Temporal Adaptation to Audiovisual Asynchrony Generalizes Across Different Sound Frequencies

The human brain exhibits a highly adaptive ability to reduce natural asynchronies between visual and auditory signals. Even though this mechanism robustly modulates the subsequent perception of sounds and visual stimuli, it is still unclear how such a temporal realignment is attained. In the present study, we investigated whether or not temporal adaptation generalizes across different auditory frequencies. In a first exposure phase, participants adapted to a fixed 220-ms audiovisual asynchrony or else to synchrony for 3 min.
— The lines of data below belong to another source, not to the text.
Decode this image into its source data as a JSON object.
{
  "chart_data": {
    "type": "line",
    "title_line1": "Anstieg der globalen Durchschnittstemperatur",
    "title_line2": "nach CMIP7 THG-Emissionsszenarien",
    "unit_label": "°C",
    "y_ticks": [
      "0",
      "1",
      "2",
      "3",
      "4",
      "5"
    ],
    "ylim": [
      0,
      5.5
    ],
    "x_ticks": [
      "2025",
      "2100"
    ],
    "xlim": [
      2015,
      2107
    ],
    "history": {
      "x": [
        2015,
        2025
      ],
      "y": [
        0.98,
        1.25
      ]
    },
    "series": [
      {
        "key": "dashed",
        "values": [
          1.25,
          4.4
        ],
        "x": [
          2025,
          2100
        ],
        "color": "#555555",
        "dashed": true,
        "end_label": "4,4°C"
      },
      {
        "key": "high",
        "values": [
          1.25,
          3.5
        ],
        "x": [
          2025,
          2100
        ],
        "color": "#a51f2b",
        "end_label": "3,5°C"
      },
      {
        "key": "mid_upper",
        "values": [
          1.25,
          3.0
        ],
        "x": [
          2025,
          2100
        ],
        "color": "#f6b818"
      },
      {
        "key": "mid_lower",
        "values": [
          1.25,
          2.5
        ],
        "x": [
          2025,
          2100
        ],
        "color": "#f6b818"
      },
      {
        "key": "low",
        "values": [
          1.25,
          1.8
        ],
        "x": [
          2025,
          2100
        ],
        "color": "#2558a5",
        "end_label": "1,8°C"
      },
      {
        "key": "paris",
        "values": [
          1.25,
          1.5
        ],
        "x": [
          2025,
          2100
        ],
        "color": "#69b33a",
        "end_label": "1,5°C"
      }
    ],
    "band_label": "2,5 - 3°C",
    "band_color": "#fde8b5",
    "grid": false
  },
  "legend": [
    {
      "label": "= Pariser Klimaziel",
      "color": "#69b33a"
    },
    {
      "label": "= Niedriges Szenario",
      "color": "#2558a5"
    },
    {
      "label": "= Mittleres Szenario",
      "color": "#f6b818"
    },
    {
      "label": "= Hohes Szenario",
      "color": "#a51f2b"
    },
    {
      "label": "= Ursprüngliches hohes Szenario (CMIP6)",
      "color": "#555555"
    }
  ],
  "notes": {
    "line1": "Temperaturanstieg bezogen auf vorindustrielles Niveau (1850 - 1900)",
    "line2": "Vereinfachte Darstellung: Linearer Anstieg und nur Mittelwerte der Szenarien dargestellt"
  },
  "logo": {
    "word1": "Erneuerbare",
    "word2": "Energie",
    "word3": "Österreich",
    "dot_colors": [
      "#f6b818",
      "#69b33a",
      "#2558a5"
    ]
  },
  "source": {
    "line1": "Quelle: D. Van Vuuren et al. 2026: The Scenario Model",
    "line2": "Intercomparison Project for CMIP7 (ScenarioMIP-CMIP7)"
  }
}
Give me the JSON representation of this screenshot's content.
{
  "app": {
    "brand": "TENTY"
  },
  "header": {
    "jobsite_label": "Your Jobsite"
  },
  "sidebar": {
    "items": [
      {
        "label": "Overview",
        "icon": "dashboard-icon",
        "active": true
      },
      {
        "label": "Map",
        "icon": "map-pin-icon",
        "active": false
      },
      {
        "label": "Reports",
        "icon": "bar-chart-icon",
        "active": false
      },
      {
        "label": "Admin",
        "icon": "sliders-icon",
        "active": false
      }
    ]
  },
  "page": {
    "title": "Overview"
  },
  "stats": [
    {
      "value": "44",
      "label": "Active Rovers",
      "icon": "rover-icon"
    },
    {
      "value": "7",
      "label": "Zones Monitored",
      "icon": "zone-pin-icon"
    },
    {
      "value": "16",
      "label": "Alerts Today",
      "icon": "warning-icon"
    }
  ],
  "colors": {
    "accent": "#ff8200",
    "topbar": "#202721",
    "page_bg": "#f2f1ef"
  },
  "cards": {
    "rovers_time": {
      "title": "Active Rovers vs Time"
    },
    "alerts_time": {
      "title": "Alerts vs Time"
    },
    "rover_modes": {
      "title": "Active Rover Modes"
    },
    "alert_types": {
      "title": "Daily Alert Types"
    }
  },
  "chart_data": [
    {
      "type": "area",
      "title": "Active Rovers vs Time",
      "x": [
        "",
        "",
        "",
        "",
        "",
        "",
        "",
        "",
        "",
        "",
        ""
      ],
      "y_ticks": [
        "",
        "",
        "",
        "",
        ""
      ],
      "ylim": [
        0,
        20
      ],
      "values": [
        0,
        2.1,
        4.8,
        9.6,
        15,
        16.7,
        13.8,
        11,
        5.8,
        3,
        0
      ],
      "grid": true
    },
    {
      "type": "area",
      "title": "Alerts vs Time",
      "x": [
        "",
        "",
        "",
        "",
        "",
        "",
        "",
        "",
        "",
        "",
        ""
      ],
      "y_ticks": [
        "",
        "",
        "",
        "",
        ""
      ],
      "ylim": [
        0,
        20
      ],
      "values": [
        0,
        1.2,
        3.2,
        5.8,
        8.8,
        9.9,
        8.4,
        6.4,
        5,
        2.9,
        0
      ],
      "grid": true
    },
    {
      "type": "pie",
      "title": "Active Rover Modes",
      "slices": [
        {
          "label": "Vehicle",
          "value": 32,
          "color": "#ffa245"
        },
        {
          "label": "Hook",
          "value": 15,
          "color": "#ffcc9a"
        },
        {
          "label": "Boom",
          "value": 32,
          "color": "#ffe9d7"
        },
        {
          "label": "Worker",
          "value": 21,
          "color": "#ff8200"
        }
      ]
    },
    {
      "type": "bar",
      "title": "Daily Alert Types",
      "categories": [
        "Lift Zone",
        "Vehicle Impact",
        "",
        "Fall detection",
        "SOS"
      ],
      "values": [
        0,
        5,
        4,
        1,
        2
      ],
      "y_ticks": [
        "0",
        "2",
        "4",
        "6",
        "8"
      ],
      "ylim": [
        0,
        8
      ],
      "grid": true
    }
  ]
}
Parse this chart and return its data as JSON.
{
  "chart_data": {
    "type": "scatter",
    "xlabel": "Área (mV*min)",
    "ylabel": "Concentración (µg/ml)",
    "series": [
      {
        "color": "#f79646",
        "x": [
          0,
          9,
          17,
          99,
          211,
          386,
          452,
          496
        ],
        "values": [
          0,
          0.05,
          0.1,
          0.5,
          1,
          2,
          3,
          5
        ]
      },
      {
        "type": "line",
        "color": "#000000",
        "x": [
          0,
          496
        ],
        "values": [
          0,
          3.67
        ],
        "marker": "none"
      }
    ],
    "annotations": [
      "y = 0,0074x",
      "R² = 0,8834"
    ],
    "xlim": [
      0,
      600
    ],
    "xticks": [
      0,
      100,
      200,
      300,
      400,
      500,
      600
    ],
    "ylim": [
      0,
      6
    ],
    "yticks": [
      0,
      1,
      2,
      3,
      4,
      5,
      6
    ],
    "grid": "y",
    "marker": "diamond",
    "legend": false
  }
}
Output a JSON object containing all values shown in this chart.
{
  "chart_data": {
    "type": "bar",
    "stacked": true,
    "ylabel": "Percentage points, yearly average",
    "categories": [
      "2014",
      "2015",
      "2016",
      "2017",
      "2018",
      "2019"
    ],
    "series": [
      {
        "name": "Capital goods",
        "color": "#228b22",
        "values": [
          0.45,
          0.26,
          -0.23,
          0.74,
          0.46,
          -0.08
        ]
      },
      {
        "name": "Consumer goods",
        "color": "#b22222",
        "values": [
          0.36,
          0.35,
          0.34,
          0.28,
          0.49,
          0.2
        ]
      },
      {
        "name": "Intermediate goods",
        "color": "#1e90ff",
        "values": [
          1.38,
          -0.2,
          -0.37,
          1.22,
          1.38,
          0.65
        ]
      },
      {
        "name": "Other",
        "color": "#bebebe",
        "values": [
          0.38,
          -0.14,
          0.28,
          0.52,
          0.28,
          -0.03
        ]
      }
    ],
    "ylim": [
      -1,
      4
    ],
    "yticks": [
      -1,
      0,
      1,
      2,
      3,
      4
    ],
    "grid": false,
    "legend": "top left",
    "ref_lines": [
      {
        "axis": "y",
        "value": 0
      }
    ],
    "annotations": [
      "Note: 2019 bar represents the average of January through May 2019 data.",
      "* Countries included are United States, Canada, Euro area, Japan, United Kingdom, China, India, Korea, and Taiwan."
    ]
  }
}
In a second phase, the participants performed simultaneity judgments (SJs) regarding pairs of audiovisual stimuli that were presented at different stimulus onset asynchronies (SOAs) and included either the same tone as in the exposure phase (a 250 Hz beep), another low-pitched beep (300 Hz), or a high-pitched beep (2500 Hz). Temporal realignment was always observed (when comparing SJ performance after exposure to asynchrony vs. synchrony), regardless of the frequency of the sound tested. This suggests that temporal recalibration influences the audiovisual perception of sounds in a frequency non-specific manner and may imply the participation of non-primary perceptual areas of the brain that are not constrained by certain physical features such as sound frequency.